The lists are appearing. The best books of the year for those that measure this amongst books published in the last twelve months. And the more personal, and more interesting, lists of the best books individuals have read this year irrespective of publication date. This post popped up in my Twitter timeline yesterday, and I stopped to read it twice. Anthony is horrified where I am sad but our feelings about the current state of our worlds match, and have deprived us both in some measure of the regular pleasures of our reading lives.
Since the election, I have begun reading five books that I have abandoned. All of these books had a tremendous amount to give, but I was not in a position to receive. I kept returning to the political conversation instead. And promised myself I would return to that Guy de Maupassant, that Javier Marias, that Anne Carson later when my head was in a more receptive state.
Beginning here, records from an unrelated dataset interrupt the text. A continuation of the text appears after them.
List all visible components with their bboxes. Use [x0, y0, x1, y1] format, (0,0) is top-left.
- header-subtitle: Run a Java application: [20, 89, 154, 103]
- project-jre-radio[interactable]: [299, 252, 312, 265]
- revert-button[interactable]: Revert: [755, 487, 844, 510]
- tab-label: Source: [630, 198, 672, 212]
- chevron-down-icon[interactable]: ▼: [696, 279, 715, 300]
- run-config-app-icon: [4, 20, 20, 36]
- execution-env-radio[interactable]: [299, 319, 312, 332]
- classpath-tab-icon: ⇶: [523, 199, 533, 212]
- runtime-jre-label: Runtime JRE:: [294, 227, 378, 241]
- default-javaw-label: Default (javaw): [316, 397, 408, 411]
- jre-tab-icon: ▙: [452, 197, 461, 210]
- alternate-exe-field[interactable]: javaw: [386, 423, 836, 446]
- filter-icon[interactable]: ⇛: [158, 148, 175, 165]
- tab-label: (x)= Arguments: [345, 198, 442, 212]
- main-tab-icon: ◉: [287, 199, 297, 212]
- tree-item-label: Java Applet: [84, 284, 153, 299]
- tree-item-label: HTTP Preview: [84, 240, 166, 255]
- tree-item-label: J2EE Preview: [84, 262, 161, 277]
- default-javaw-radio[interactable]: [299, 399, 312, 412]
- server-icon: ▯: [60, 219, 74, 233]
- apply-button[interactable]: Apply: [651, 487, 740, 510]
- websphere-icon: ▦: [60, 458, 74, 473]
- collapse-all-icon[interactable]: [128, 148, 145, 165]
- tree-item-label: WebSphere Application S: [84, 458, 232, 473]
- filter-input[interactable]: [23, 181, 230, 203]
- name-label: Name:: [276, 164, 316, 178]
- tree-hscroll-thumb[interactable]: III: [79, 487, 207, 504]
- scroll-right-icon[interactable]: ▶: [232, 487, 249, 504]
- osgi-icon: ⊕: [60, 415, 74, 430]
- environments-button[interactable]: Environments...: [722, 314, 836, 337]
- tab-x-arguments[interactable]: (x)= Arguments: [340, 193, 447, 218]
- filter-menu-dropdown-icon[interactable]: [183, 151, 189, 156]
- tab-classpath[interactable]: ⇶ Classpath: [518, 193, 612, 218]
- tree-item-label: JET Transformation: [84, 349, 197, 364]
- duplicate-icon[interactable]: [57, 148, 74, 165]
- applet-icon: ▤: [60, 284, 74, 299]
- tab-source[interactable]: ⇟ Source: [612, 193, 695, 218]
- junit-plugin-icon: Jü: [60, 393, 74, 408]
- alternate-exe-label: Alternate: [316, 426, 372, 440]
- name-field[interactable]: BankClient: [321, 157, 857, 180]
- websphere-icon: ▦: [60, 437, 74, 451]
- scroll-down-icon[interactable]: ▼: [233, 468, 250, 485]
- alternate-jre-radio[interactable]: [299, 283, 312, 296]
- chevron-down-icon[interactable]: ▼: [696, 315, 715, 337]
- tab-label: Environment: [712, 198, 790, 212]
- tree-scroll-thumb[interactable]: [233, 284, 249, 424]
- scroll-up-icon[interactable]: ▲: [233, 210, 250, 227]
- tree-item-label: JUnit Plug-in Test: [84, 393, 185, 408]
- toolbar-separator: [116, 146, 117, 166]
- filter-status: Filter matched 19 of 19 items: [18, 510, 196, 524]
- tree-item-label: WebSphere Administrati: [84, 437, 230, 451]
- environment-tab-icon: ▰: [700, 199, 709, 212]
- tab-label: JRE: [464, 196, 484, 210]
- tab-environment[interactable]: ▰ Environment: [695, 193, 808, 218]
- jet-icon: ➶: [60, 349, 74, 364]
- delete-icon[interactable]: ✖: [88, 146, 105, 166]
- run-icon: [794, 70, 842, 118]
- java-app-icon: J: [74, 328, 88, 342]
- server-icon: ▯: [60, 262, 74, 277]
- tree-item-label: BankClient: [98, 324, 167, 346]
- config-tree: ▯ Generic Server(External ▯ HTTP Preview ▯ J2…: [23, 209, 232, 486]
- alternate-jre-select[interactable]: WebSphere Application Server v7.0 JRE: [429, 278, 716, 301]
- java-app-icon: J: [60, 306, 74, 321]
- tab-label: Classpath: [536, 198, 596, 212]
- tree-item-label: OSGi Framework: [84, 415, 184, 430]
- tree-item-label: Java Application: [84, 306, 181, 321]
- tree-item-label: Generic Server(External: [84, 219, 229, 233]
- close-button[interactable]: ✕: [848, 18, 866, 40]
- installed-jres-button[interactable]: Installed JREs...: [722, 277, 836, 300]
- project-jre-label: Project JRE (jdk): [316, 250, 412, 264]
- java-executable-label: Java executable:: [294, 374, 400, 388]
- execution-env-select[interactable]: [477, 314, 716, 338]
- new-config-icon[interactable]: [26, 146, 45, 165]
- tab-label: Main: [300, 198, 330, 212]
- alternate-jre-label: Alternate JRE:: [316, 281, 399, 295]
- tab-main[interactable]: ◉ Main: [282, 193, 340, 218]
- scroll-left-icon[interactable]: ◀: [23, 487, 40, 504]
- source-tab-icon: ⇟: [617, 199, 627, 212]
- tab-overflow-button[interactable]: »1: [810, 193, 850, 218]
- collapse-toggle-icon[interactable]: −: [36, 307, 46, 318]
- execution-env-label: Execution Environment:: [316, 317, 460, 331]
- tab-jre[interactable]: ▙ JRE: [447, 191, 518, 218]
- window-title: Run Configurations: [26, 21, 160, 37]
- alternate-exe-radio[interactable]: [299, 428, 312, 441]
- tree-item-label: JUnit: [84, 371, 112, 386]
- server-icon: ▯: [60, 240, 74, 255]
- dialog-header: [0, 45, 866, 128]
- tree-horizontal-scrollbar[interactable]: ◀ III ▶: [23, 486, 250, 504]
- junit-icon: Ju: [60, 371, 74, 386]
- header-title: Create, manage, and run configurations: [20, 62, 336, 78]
But then I found a book that healed me a bit, that left me so grounded in what I fundamentally believe that I read it twice in a row - Upstream by Mary Oliver. Consoled me with words like this:
"In the first of these—the natural world—I felt at ease; nature was full of beauty and interest and mystery, also good and bad luck, but never misuse. The second world—the world of literature—offered me, besides the pleasures of form, the sustentation of empathy (the first step of what Keats called negative capability) and I ran for it. I relaxed in it. I stood willingly and gladly in the characters of everything—other people, trees, clouds. And this is what I learned: that the world’s otherness is antidote to confusion, that standing within this otherness—the beauty and the mystery of the world, out in the fields or deep inside books—can re-dignify the worst-stung heart."
Is there a book that has especially touched you recently?